Ou seja, coloca em pé de igualdade, temporariamente, os comercializadores do mercado livre de gás natural — que tem actualmente cerca de 1,3 milhões de clientes — e os do mercado regulado — onde estão cerca de 230 mil famílias.
“Assim, pode-se assegurar, por um lado, a sobrevivência de empresas mais pequenas do mercado liberalizado e, por outro, a possibilidade dos consumidores permanecerem nos seus actuais operadores, actualizando apenas a tarifa e, assim, simplificando todo o processo de transferência para o mercado regulado”, argumenta a Iniciativa Liberal.
Esta solução fora já defendida pelo presidente da Associação de Comercializadores de Energia no Mercado Regulado que, em declarações ao PÚBLICO há duas semanas, lamentava a fuga de milhares de clientes das empresas que operam no mercado livre (com 1,3 milhões de clientes) e admitia que a opção do Governo poderia colocar em risco “muitas empresas de menor dimensão” de fornecimento de gás natural que actuam no segmento residencial.
O Governo criou um regime excepcional e temporário que permite aos clientes finais de gás natural com consumos anuais inferiores ou iguais a 10.000 m3 aderirem ao regime de tarifa regulada depois de a EDP Comercial (a empresa com maior quota de mercado no segmento residencial) ter anunciado aumentos médios nas facturas dos clientes na casa dos 30 euros a partir de Outubro. A EDP Comercial tem metade dos clientes domésticos do mercado liberalizado do gás natural e admitia que em Janeiro do próximo ano os preços voltassem a subir significativamente.

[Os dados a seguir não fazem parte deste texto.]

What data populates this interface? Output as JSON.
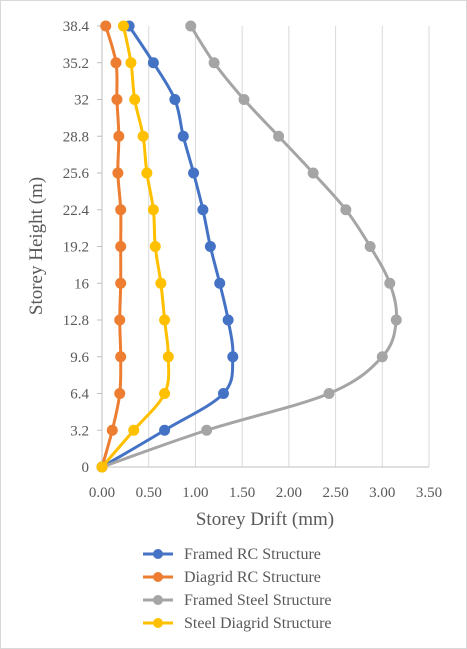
{
  "chart_data": {
    "type": "line",
    "xlabel": "Storey Drift (mm)",
    "ylabel": "Storey Height (m)",
    "xlim": [
      0,
      3.5
    ],
    "ylim": [
      0,
      38.4
    ],
    "x_ticks": [
      "0.00",
      "0.50",
      "1.00",
      "1.50",
      "2.00",
      "2.50",
      "3.00",
      "3.50"
    ],
    "y_ticks": [
      "0",
      "3.2",
      "6.4",
      "9.6",
      "12.8",
      "16",
      "19.2",
      "22.4",
      "25.6",
      "28.8",
      "32",
      "35.2",
      "38.4"
    ],
    "grid": "vertical",
    "legend_position": "bottom",
    "series": [
      {
        "name": "Framed RC Structure",
        "color": "#4472C4",
        "points": [
          [
            0.0,
            0
          ],
          [
            0.67,
            3.2
          ],
          [
            1.3,
            6.4
          ],
          [
            1.4,
            9.6
          ],
          [
            1.35,
            12.8
          ],
          [
            1.26,
            16
          ],
          [
            1.16,
            19.2
          ],
          [
            1.08,
            22.4
          ],
          [
            0.98,
            25.6
          ],
          [
            0.87,
            28.8
          ],
          [
            0.78,
            32
          ],
          [
            0.55,
            35.2
          ],
          [
            0.29,
            38.4
          ]
        ]
      },
      {
        "name": "Diagrid RC Structure",
        "color": "#ED7D31",
        "points": [
          [
            0.0,
            0
          ],
          [
            0.11,
            3.2
          ],
          [
            0.19,
            6.4
          ],
          [
            0.2,
            9.6
          ],
          [
            0.19,
            12.8
          ],
          [
            0.2,
            16
          ],
          [
            0.2,
            19.2
          ],
          [
            0.2,
            22.4
          ],
          [
            0.17,
            25.6
          ],
          [
            0.18,
            28.8
          ],
          [
            0.16,
            32
          ],
          [
            0.15,
            35.2
          ],
          [
            0.04,
            38.4
          ]
        ]
      },
      {
        "name": "Framed Steel Structure",
        "color": "#A5A5A5",
        "points": [
          [
            0.0,
            0
          ],
          [
            1.12,
            3.2
          ],
          [
            2.43,
            6.4
          ],
          [
            3.0,
            9.6
          ],
          [
            3.15,
            12.8
          ],
          [
            3.08,
            16
          ],
          [
            2.87,
            19.2
          ],
          [
            2.61,
            22.4
          ],
          [
            2.26,
            25.6
          ],
          [
            1.89,
            28.8
          ],
          [
            1.52,
            32
          ],
          [
            1.2,
            35.2
          ],
          [
            0.95,
            38.4
          ]
        ]
      },
      {
        "name": "Steel Diagrid Structure",
        "color": "#FFC000",
        "points": [
          [
            0.0,
            0
          ],
          [
            0.34,
            3.2
          ],
          [
            0.67,
            6.4
          ],
          [
            0.71,
            9.6
          ],
          [
            0.67,
            12.8
          ],
          [
            0.63,
            16
          ],
          [
            0.57,
            19.2
          ],
          [
            0.55,
            22.4
          ],
          [
            0.48,
            25.6
          ],
          [
            0.44,
            28.8
          ],
          [
            0.35,
            32
          ],
          [
            0.31,
            35.2
          ],
          [
            0.23,
            38.4
          ]
        ]
      }
    ]
  }
}
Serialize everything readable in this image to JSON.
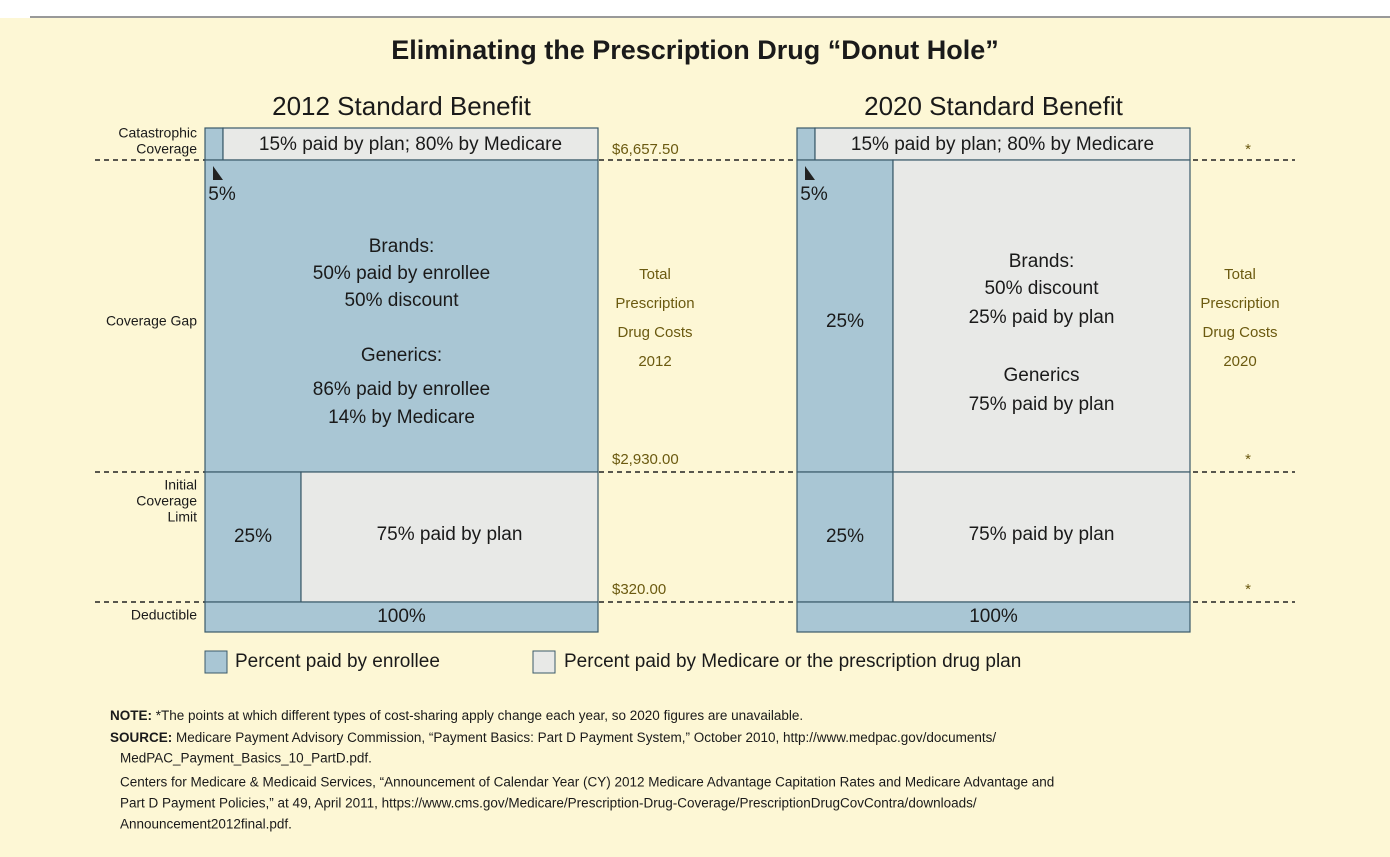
{
  "title": "Eliminating the Prescription Drug “Donut Hole”",
  "row_labels": {
    "catastrophic": [
      "Catastrophic",
      "Coverage"
    ],
    "gap": "Coverage Gap",
    "initial": [
      "Initial",
      "Coverage",
      "Limit"
    ],
    "deductible": "Deductible"
  },
  "panels": [
    {
      "title": "2012 Standard Benefit",
      "catastrophic": "15% paid by plan; 80% by Medicare",
      "arrow_label": "5%",
      "gap_lines": [
        "Brands:",
        "50% paid by enrollee",
        "50% discount",
        "Generics:",
        "86% paid by enrollee",
        "14% by Medicare"
      ],
      "initial_enrollee": "25%",
      "initial_plan": "75% paid by plan",
      "deductible": "100%",
      "thresholds": [
        "$6,657.50",
        "$2,930.00",
        "$320.00"
      ],
      "total": [
        "Total",
        "Prescription",
        "Drug Costs",
        "2012"
      ]
    },
    {
      "title": "2020 Standard Benefit",
      "catastrophic": "15% paid by plan; 80% by Medicare",
      "arrow_label": "5%",
      "gap_enrollee": "25%",
      "gap_lines": [
        "Brands:",
        "50% discount",
        "25% paid by plan",
        "Generics",
        "75% paid by plan"
      ],
      "initial_enrollee": "25%",
      "initial_plan": "75% paid by plan",
      "deductible": "100%",
      "thresholds": [
        "*",
        "*",
        "*"
      ],
      "total": [
        "Total",
        "Prescription",
        "Drug Costs",
        "2020"
      ]
    }
  ],
  "legend": [
    "Percent paid by enrollee",
    "Percent paid by Medicare or the prescription drug plan"
  ],
  "note_label": "NOTE:",
  "note": " *The points at which different types of cost-sharing apply change each year, so 2020 figures are unavailable.",
  "source_label": "SOURCE:",
  "source": [
    "Medicare Payment Advisory Commission, “Payment Basics: Part D Payment System,” October 2010, http://www.medpac.gov/documents/",
    "MedPAC_Payment_Basics_10_PartD.pdf.",
    "Centers for Medicare & Medicaid Services, “Announcement of Calendar Year (CY) 2012 Medicare Advantage Capitation Rates and Medicare Advantage and",
    "Part D Payment Policies,” at 49, April 2011, https://www.cms.gov/Medicare/Prescription-Drug-Coverage/PrescriptionDrugCovContra/downloads/",
    "Announcement2012final.pdf."
  ]
}
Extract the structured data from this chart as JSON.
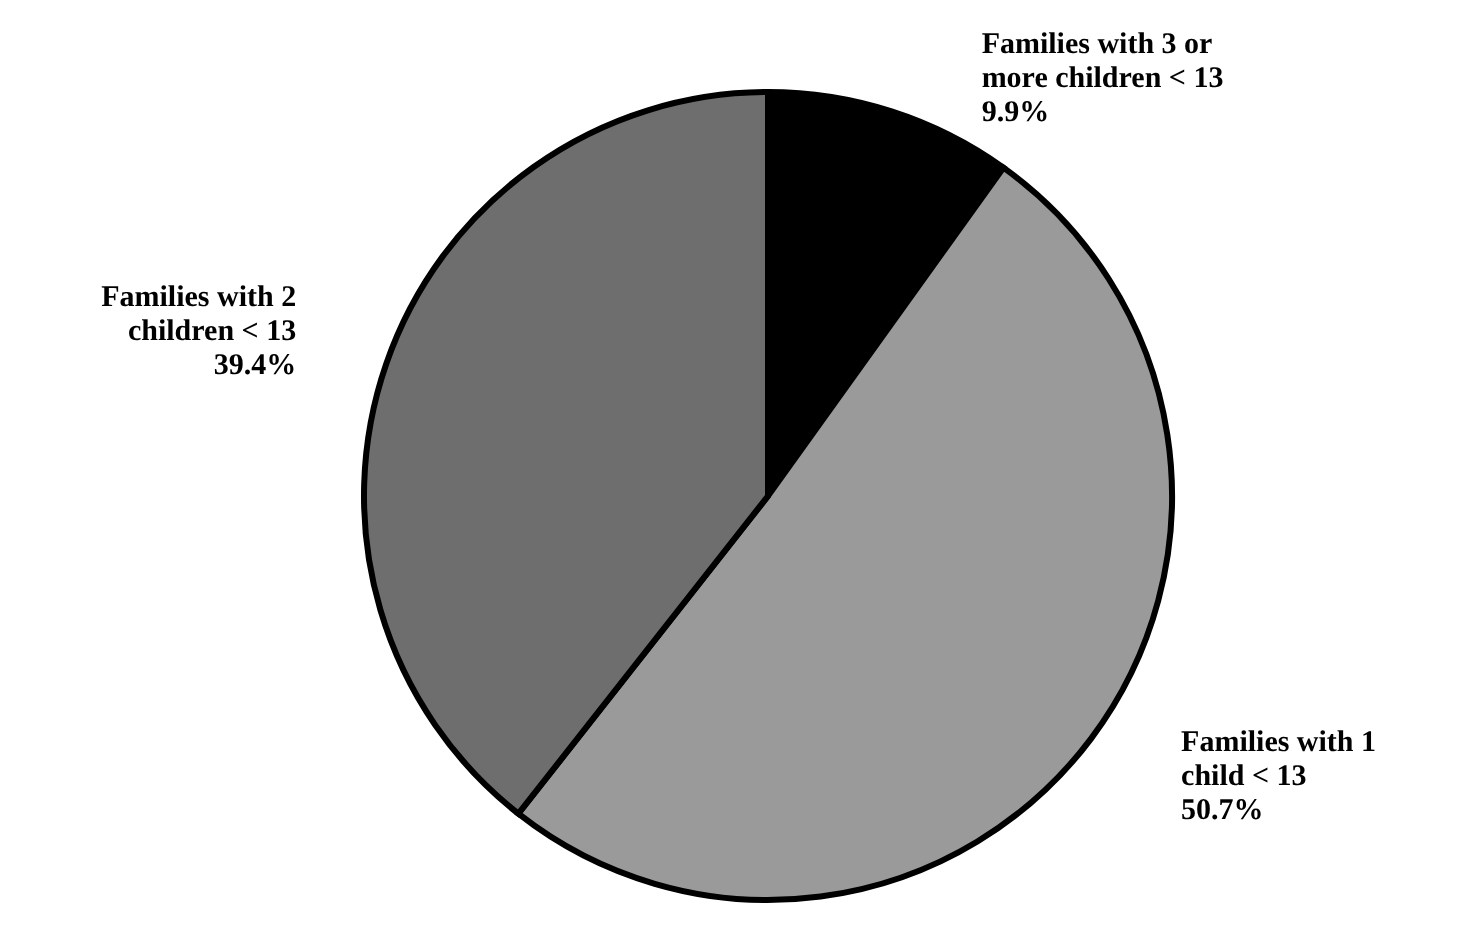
{
  "chart_data": {
    "type": "pie",
    "categories": [
      "Families with 3 or more children < 13",
      "Families with 1 child < 13",
      "Families with 2 children < 13"
    ],
    "values": [
      9.9,
      50.7,
      39.4
    ],
    "colors": [
      "#000000",
      "#9a9a9a",
      "#6e6e6e"
    ],
    "value_labels": [
      "9.9%",
      "50.7%",
      "39.4%"
    ]
  }
}
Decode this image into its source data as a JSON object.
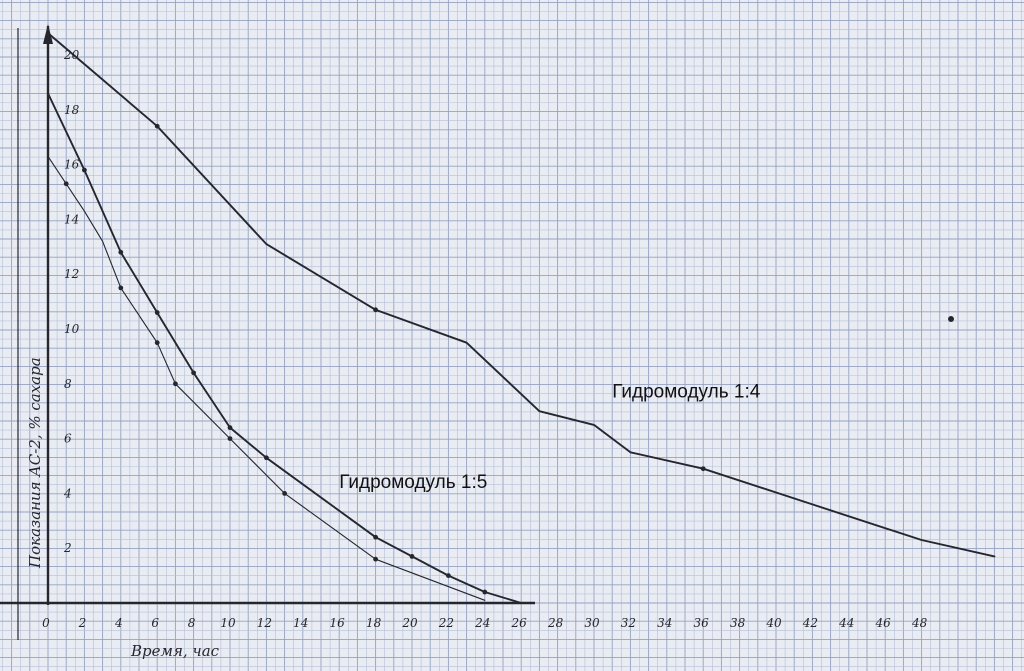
{
  "chart_data": {
    "type": "line",
    "xlabel": "Время, час",
    "ylabel": "Показания АС-2, % сахара",
    "xlim": [
      0,
      52
    ],
    "ylim": [
      0,
      21
    ],
    "grid": true,
    "x_ticks": [
      {
        "value": 0,
        "label": "0"
      },
      {
        "value": 2,
        "label": "2"
      },
      {
        "value": 4,
        "label": "4"
      },
      {
        "value": 6,
        "label": "6"
      },
      {
        "value": 8,
        "label": "8"
      },
      {
        "value": 10,
        "label": "10"
      },
      {
        "value": 12,
        "label": "12"
      },
      {
        "value": 14,
        "label": "14"
      },
      {
        "value": 16,
        "label": "16"
      },
      {
        "value": 18,
        "label": "18"
      },
      {
        "value": 20,
        "label": "20"
      },
      {
        "value": 22,
        "label": "22"
      },
      {
        "value": 24,
        "label": "24"
      },
      {
        "value": 26,
        "label": "26"
      },
      {
        "value": 28,
        "label": "28"
      },
      {
        "value": 30,
        "label": "30"
      },
      {
        "value": 32,
        "label": "32"
      },
      {
        "value": 34,
        "label": "34"
      },
      {
        "value": 36,
        "label": "36"
      },
      {
        "value": 38,
        "label": "38"
      },
      {
        "value": 40,
        "label": "40"
      },
      {
        "value": 42,
        "label": "42"
      },
      {
        "value": 44,
        "label": "44"
      },
      {
        "value": 46,
        "label": "46"
      },
      {
        "value": 48,
        "label": "48"
      }
    ],
    "y_ticks": [
      {
        "value": 2,
        "label": "2"
      },
      {
        "value": 4,
        "label": "4"
      },
      {
        "value": 6,
        "label": "6"
      },
      {
        "value": 8,
        "label": "8"
      },
      {
        "value": 10,
        "label": "10"
      },
      {
        "value": 12,
        "label": "12"
      },
      {
        "value": 14,
        "label": "14"
      },
      {
        "value": 16,
        "label": "16"
      },
      {
        "value": 18,
        "label": "18"
      },
      {
        "value": 20,
        "label": "20"
      }
    ],
    "series": [
      {
        "label_id": "gm14",
        "points": [
          [
            0,
            20.8
          ],
          [
            6,
            17.4
          ],
          [
            12,
            13.1
          ],
          [
            18,
            10.7
          ],
          [
            23,
            9.5
          ],
          [
            27,
            7.0
          ],
          [
            30,
            6.5
          ],
          [
            32,
            5.5
          ],
          [
            36,
            4.9
          ],
          [
            42,
            3.6
          ],
          [
            48,
            2.3
          ],
          [
            52,
            1.7
          ]
        ],
        "markers": [
          [
            6,
            17.4
          ],
          [
            18,
            10.7
          ],
          [
            36,
            4.9
          ]
        ],
        "stroke_width": 1.9
      },
      {
        "label_id": "gm15",
        "points": [
          [
            0,
            18.6
          ],
          [
            2,
            15.8
          ],
          [
            4,
            12.8
          ],
          [
            6,
            10.6
          ],
          [
            8,
            8.4
          ],
          [
            10,
            6.4
          ],
          [
            12,
            5.3
          ],
          [
            18,
            2.4
          ],
          [
            20,
            1.7
          ],
          [
            22,
            1.0
          ],
          [
            24,
            0.4
          ],
          [
            26,
            0
          ]
        ],
        "markers": [
          [
            2,
            15.8
          ],
          [
            4,
            12.8
          ],
          [
            6,
            10.6
          ],
          [
            8,
            8.4
          ],
          [
            10,
            6.4
          ],
          [
            12,
            5.3
          ],
          [
            18,
            2.4
          ],
          [
            20,
            1.7
          ],
          [
            22,
            1.0
          ],
          [
            24,
            0.4
          ]
        ],
        "stroke_width": 1.9
      },
      {
        "points": [
          [
            0,
            16.3
          ],
          [
            2,
            14.3
          ],
          [
            3,
            13.2
          ],
          [
            4,
            11.5
          ],
          [
            6,
            9.5
          ],
          [
            7,
            8.0
          ],
          [
            10,
            6.0
          ],
          [
            13,
            4.0
          ],
          [
            18,
            1.6
          ],
          [
            24,
            0.1
          ]
        ],
        "markers": [
          [
            1,
            15.3
          ],
          [
            4,
            11.5
          ],
          [
            6,
            9.5
          ],
          [
            7,
            8.0
          ],
          [
            10,
            6.0
          ],
          [
            13,
            4.0
          ],
          [
            18,
            1.6
          ]
        ],
        "stroke_width": 1.1
      }
    ],
    "annotations": [
      {
        "id": "gm14",
        "text": "Гидромодуль 1:4",
        "at": [
          31,
          7.5
        ]
      },
      {
        "id": "gm15",
        "text": "Гидромодуль 1:5",
        "at": [
          16,
          4.2
        ]
      }
    ]
  },
  "colors": {
    "paper": "#e9ecf3",
    "grid_minor": "#b6c0d6",
    "grid_major": "#95a2c1",
    "ink": "#26262e"
  }
}
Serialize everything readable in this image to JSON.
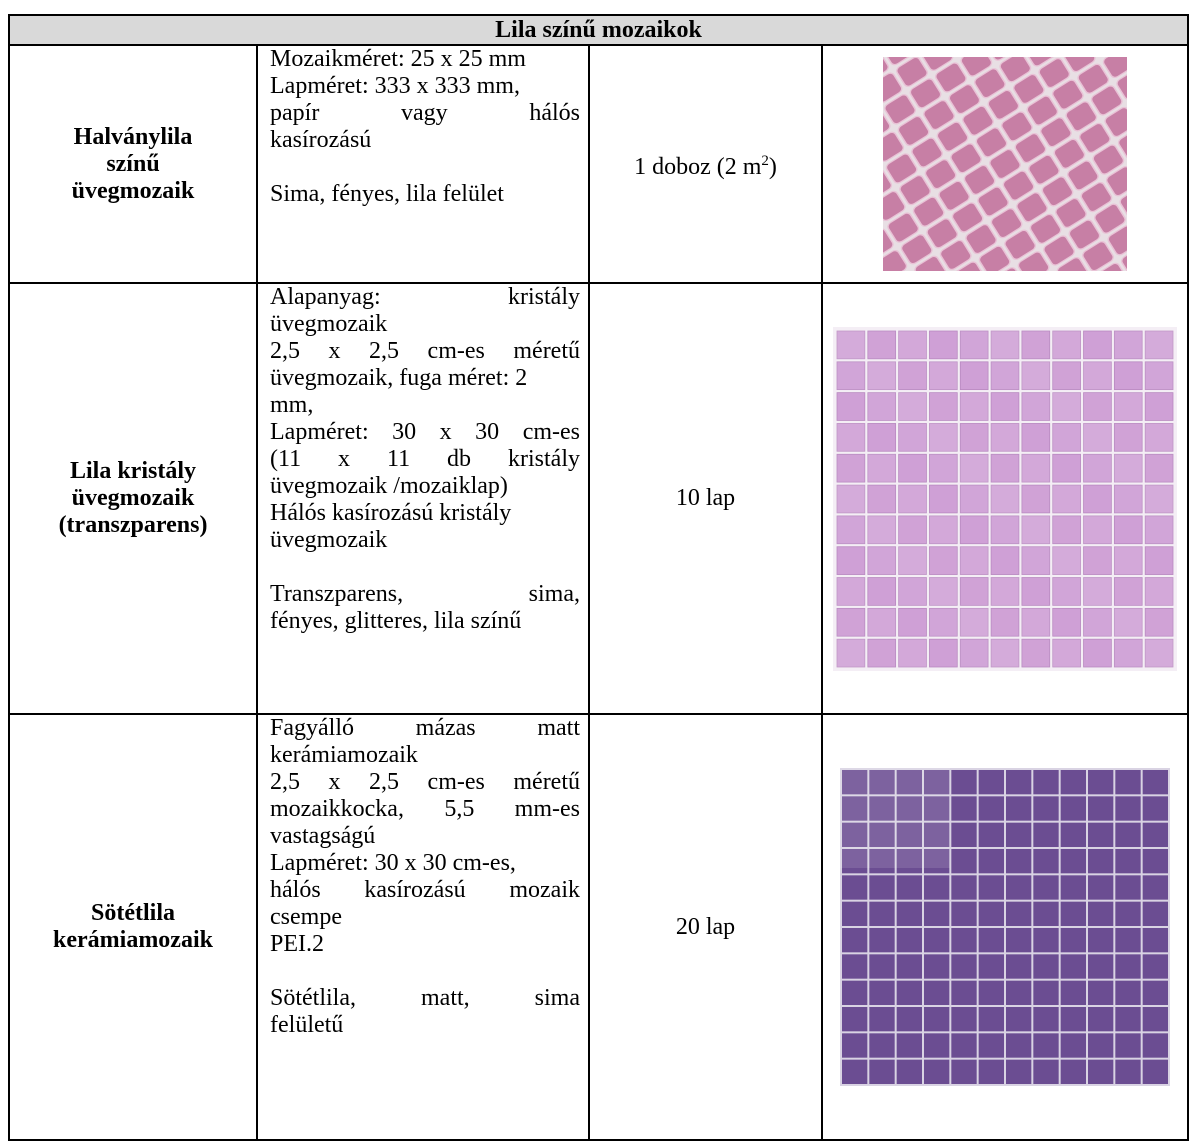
{
  "title": "Lila színű mozaikok",
  "rows": [
    {
      "name_lines": [
        "Halványlila",
        "színű",
        "üvegmozaik"
      ],
      "description_lines": [
        "Mozaikméret: 25 x 25 mm",
        "Lapméret: 333 x 333 mm,",
        "papír vagy hálós",
        "kasírozású",
        "",
        "Sima, fényes, lila felület"
      ],
      "quantity": "1 doboz (2 m",
      "quantity_sup": "2",
      "quantity_end": ")",
      "image_color": "#c77fa5"
    },
    {
      "name_lines": [
        "Lila kristály",
        "üvegmozaik",
        "(transzparens)"
      ],
      "description_lines": [
        "Alapanyag: kristály",
        "üvegmozaik",
        "2,5 x 2,5 cm-es méretű",
        "üvegmozaik, fuga méret: 2",
        "mm,",
        "Lapméret: 30 x 30 cm-es",
        "(11 x 11 db kristály",
        "üvegmozaik /mozaiklap)",
        "Hálós kasírozású kristály",
        "üvegmozaik",
        "",
        "Transzparens, sima,",
        "fényes, glitteres, lila színű"
      ],
      "quantity": "10 lap",
      "image_color": "#cfa0d6"
    },
    {
      "name_lines": [
        "Sötétlila",
        "kerámiamozaik"
      ],
      "description_lines": [
        "Fagyálló mázas matt",
        "kerámiamozaik",
        "2,5 x 2,5 cm-es méretű",
        "mozaikkocka, 5,5 mm-es",
        "vastagságú",
        "Lapméret: 30 x 30 cm-es,",
        "hálós kasírozású mozaik",
        "csempe",
        "PEI.2",
        "",
        "Sötétlila, matt, sima",
        "felületű"
      ],
      "quantity": "20 lap",
      "image_color": "#6b4d92"
    }
  ]
}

Já no mercado regulado a ERSE prevê que a factura média total de uma família de quatro pessoas seja em Outubro de 25 euros. As cerca de 227 mil famílias que estavam aqui agora no mercado regulado deverão ter um aumento de preços que será de 3,9%, de acordo com o regulador.
A Iniciativa Liberal considera que, ao permitir a livre passagem dos clientes do mercado livre para o regulado — que ficara fechado em Dezembro de 2012 —, além de contrariar todo processo de criação de um mercado liberalizado, o Governo “compromete a viabilidade da concorrência futura no sector do gás natural, ainda fundamental para o sustento das famílias portuguesas”.
O partido defende os “benefícios de um mercado liberalizado” a nível europeu: do lado dos fornecedores, permitir o “equilíbrio dos preços do gás” e ter mais “segurança e flexibilidade na gestão de situações de escassez"; do lado dos consumidores, ofertas inovadoras e diversificadas e preços mais competitivos.
A mudança dos clientes para o mercado regulado do gás natural é possível desde esta quarta-feira, dia 7, sem que tenham qualquer despesa associada e sem precisarem de inspecção à instalação de gás. Basta aos consumidores consultarem a lista dos comercializadores (CUR) no portal da ERSE.
Com esta abertura “numa situação de pico dos preços da energia, [o Governo] desfere um golpe sem precedentes num mercado que levou décadas a construir, para o benefício dos consumidores, sem para isso apresentar garantias da eficácia ou sustentabilidade da medida”, afirma a IL. Que acrescenta que gera uma “situação de concentração de mercado” que compromete a concorrência.
Os liberais realçam que o gás natural fornecido pelos operadores do mercado regulado depende de contratos com a Nigéria, com elevados riscos de incumprimento, o que deixaria essas famílias em risco. E consideram que a visita de João Galamba àquele país já depois de anunciada a medida de abertura do mercado é um sinal de que poderão, de facto, existir problemas no fornecimento. Se isso vier a acontecer, o Governo terá que recorrer às suas reservas estratégicas de gás (e está obrigado por Bruxelas a manter armazenado o equivalente a 80% do consumo anual), ou ir ao mercado comprar aos preços actuais (e aumentando o défice tarifário).
As regras para esse estatuto deverão ser regulamentadas pelo Governo num prazo de 90 dias e esse estatuto seria apenas durante a vigência do regime excepcional de transição.